TUBS – ‘Dead Meat’ cover albumIn un certo senso, i Tubs non sono una nuova band. Tutti e quattro i membri del gruppo rock gallese, con sede a Londra, erano in Joanna Gruesome, l’incendiario atto noise-pop che da allora si è frammentato in una rete tentacolare di progetti interconnessi.

Ma chiunque si aspetti una ripresa dell’indie pieno di distorsioni di quella formazione dovrebbe cercare altrove, ad esempio Ex-Vöid, una band che contiene tre Tubs su quattro più la cantante di Joanna Gruesome, Lan McArdle. Tre quarti di quel gruppo sono anche nel punk caoticamente rumoroso di Sniffany & The Nits. Ma come Tubs, stanno seguendo un percorso più stridente e nervoso, che ripercorre i decenni, dalla Gran Bretagna all’Oceania e ritorno.

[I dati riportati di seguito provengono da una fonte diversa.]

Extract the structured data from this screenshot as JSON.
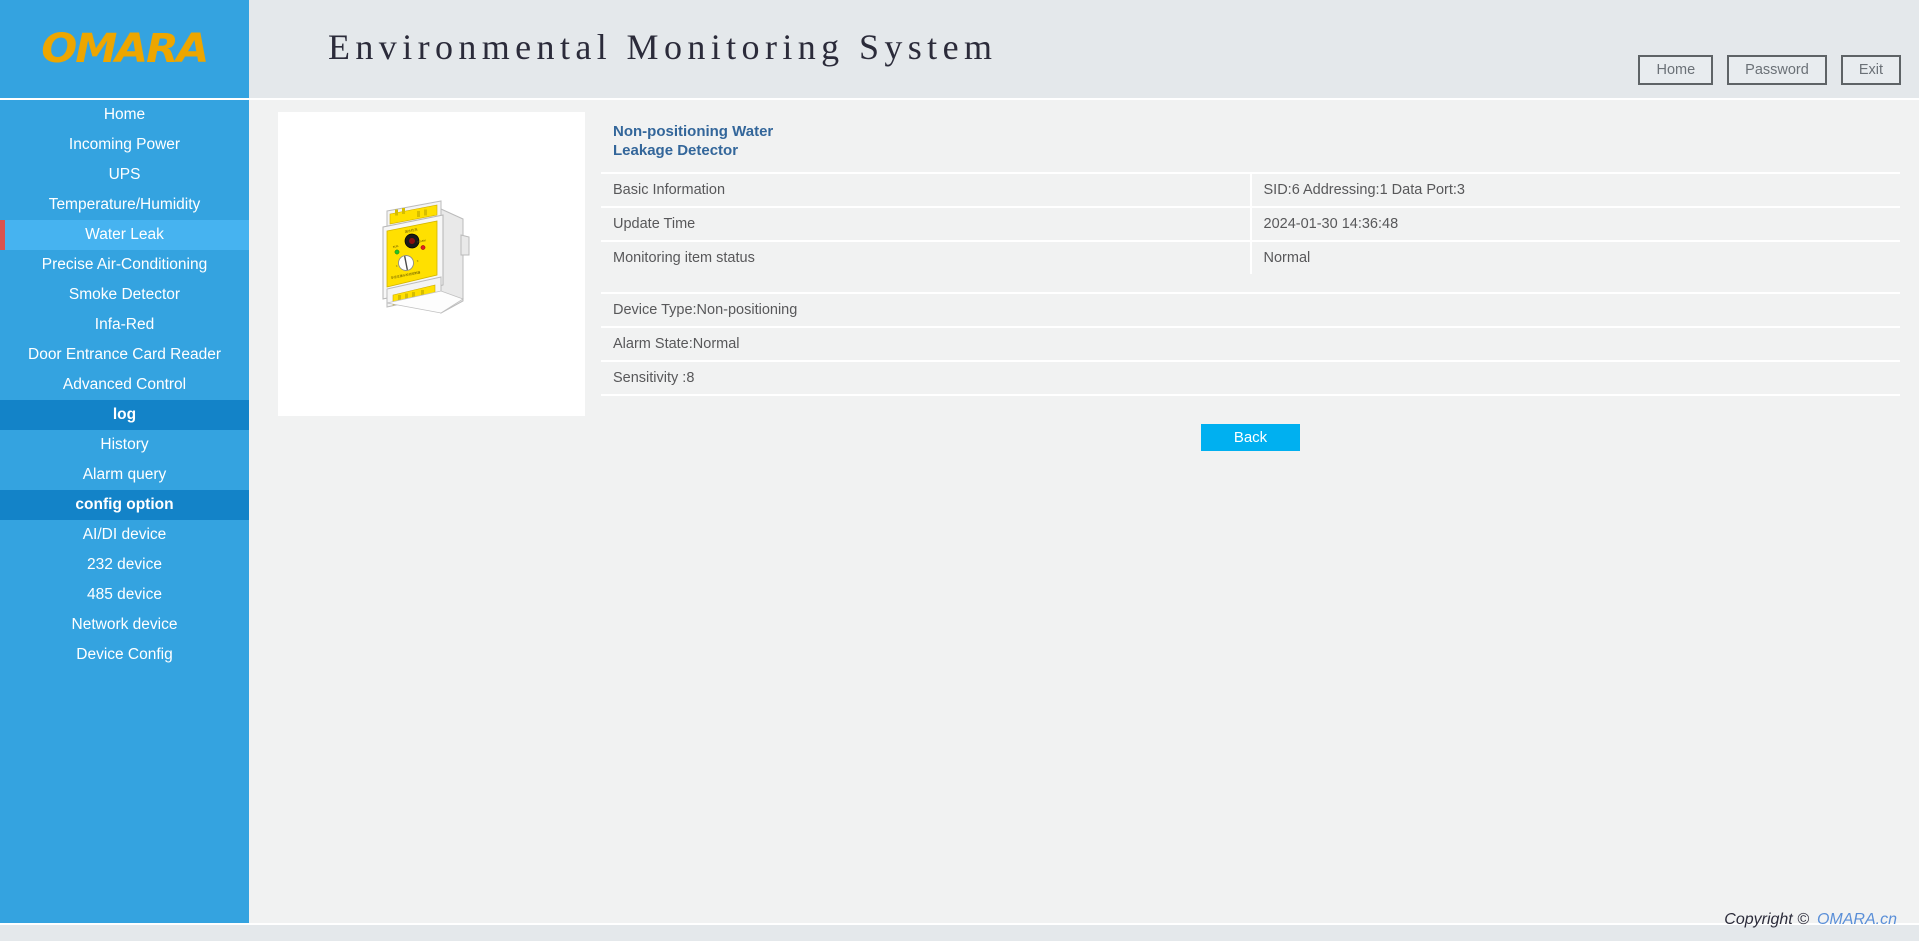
{
  "header": {
    "logo_text": "OMARA",
    "title": "Environmental Monitoring System",
    "buttons": [
      {
        "label": "Home",
        "name": "home-button"
      },
      {
        "label": "Password",
        "name": "password-button"
      },
      {
        "label": "Exit",
        "name": "exit-button"
      }
    ]
  },
  "sidebar": {
    "items": [
      {
        "label": "Home",
        "type": "item",
        "active": false
      },
      {
        "label": "Incoming Power",
        "type": "item",
        "active": false
      },
      {
        "label": "UPS",
        "type": "item",
        "active": false
      },
      {
        "label": "Temperature/Humidity",
        "type": "item",
        "active": false
      },
      {
        "label": "Water Leak",
        "type": "item",
        "active": true
      },
      {
        "label": "Precise Air-Conditioning",
        "type": "item",
        "active": false
      },
      {
        "label": "Smoke Detector",
        "type": "item",
        "active": false
      },
      {
        "label": "Infa-Red",
        "type": "item",
        "active": false
      },
      {
        "label": "Door Entrance Card Reader",
        "type": "item",
        "active": false
      },
      {
        "label": "Advanced Control",
        "type": "item",
        "active": false
      },
      {
        "label": "log",
        "type": "section"
      },
      {
        "label": "History",
        "type": "item",
        "active": false
      },
      {
        "label": "Alarm query",
        "type": "item",
        "active": false
      },
      {
        "label": "config option",
        "type": "section"
      },
      {
        "label": "AI/DI device",
        "type": "item",
        "active": false
      },
      {
        "label": "232 device",
        "type": "item",
        "active": false
      },
      {
        "label": "485 device",
        "type": "item",
        "active": false
      },
      {
        "label": "Network device",
        "type": "item",
        "active": false
      },
      {
        "label": "Device Config",
        "type": "item",
        "active": false
      }
    ]
  },
  "device": {
    "title": "Non-positioning Water Leakage Detector",
    "image_alt": "water-leak-detector-device",
    "info_rows": [
      {
        "label": "Basic Information",
        "value": "SID:6   Addressing:1   Data Port:3"
      },
      {
        "label": "Update Time",
        "value": "2024-01-30 14:36:48"
      },
      {
        "label": "Monitoring item status",
        "value": "Normal"
      }
    ],
    "detail_rows": [
      "Device Type:Non-positioning",
      "Alarm State:Normal",
      "Sensitivity :8"
    ],
    "back_label": "Back"
  },
  "footer": {
    "copyright": "Copyright ©",
    "brand": "OMARA.cn"
  },
  "colors": {
    "sidebar_blue": "#34a3e0",
    "sidebar_active": "#46b3f0",
    "sidebar_section": "#1383c8",
    "active_marker_red": "#d9534f",
    "logo_orange": "#eda600",
    "title_blue": "#33669a",
    "back_button": "#00b0f0",
    "header_bg": "#e4e8eb",
    "content_bg": "#f1f2f2",
    "brand_link": "#5a8fd8"
  }
}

Formati dal team di cantautori del cantante-chitarrista Owen ‘O’ Williams e del chitarrista George ‘GN’ Nicholls, i nostri suonano come una band indie-pop perduta degli anni ’80 che sarebbe stata un punto fermo della radio del college se fossero mai usciti dal Regno Unito. La formazione cita pietre miliari come la Flying Nun Records, il folk-rock di Canterbury e una manciata di cult indie-pop britannici.

Probabilmente puoi anche sentire tracce di icone americane degli anni ’80 come REM e Bob Mold nelle loro propulsive jam di chitarra. Davvero, quando Williams urla in modo erudito tra linee di sei corde sfrenate e ritmi nervosi, potresti percepire un numero qualsiasi di indie-band iconiche.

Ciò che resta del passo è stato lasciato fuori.